Predicted 2010 apple harvest dates
Editor’s note: This article is from the archives of the MSU Crop Advisory Team Alerts. Check the label of any pesticide referenced to ensure your use is included.
This season started out early across the whole state. This year, the state is experiencing a compressed crop development. Green tip was between two and three weeks ahead of normal from far south to far north. Tree development slowed during the cold weather shortly before bloom that moved into the state, but bloom developed ahead of normal for the whole state. What was unique this year is that the whole state was compressed between south and north. Usually, there is a two to three week difference between southwest and northwest Michigan, but this year there was only a seven day difference in bloom dates between southwest and northwest. Bloom dates were one week early in the south and three weeks early in the north.
Apple maturity for 2010 is expected to be seven days early in the south and 21 days early in the north. During and after bloom the daily temperatures can be characterized as cold with numerous frost events occurring throughout the state. The state has a very mixed cropload from block to block, but overall the state has a light crop. The post-bloom cold temperatures will delay maturity and light croploads will advance maturity. Because crops are mixed, heavy to light, there will be a mix of maturity. There also was extended bloom in some parts of the state, which will make harvest dates less accurate.

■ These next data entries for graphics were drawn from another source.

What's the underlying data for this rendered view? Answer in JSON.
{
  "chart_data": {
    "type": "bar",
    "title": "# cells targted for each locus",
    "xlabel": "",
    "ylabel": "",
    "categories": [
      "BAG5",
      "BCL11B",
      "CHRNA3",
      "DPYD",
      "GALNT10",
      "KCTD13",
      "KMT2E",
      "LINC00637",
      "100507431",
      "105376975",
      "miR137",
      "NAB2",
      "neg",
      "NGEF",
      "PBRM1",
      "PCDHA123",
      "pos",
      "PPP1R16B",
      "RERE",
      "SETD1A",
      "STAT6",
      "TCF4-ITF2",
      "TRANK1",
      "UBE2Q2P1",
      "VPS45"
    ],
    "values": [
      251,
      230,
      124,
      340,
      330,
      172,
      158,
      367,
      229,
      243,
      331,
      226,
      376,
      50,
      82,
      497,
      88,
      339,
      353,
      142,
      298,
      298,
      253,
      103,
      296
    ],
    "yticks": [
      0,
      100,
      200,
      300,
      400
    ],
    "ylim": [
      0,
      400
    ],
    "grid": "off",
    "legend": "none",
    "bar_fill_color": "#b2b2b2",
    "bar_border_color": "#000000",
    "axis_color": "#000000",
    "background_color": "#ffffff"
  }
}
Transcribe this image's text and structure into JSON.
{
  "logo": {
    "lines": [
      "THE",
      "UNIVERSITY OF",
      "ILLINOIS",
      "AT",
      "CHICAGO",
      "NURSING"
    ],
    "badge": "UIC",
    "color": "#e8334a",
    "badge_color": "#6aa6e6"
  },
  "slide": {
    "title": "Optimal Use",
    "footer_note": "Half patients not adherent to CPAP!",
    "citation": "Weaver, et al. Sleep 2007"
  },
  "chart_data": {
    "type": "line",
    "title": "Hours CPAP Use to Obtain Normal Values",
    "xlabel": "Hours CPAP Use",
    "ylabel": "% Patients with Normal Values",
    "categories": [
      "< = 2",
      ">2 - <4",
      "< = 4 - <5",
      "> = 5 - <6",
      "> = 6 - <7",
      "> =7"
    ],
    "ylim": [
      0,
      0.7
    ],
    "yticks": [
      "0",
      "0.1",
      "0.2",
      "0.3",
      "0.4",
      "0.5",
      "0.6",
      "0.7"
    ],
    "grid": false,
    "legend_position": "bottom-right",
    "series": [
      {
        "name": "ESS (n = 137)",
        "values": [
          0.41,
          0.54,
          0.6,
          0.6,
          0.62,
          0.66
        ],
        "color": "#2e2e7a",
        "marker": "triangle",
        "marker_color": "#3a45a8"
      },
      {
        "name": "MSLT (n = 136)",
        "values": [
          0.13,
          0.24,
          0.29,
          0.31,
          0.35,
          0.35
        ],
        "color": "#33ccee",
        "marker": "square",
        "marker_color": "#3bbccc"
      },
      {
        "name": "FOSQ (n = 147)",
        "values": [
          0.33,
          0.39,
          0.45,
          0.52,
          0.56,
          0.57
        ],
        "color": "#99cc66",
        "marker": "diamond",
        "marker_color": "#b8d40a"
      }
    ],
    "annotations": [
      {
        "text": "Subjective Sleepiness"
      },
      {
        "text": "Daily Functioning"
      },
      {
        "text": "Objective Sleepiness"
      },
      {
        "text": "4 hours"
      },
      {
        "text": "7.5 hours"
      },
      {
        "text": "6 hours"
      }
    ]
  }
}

The early bloom and cold weather following bloom, give us predicted harvest dates (Table 1) about seven to 21 days ahead of normal. These predicted harvest dates are for the center or peak harvest of these varieties for CA storage. This year the 2010 predicted harvest dates are seven to 21 days ahead of normal ahead of last year’s predicted harvest dates (Table 2).
Hot temperatures during July and August will hasten the maturity of some varieties. Gala is notorious for ripening early when late summer temperatures are above normal. Other varieties are less prone to hot temperatures advancing fall maturity. Still other varieties ripen when cold temperatures occur near harvest time.
The normal harvest dates for other varieties are listed in Table 3 for the Grand Rapids area. This year’s 2010 predicted dates are a rough estimate based on the McIntosh, Jonathan and Red Delicious predicted dates. Other areas of the state should adjust non-predicted varieties based on their own history.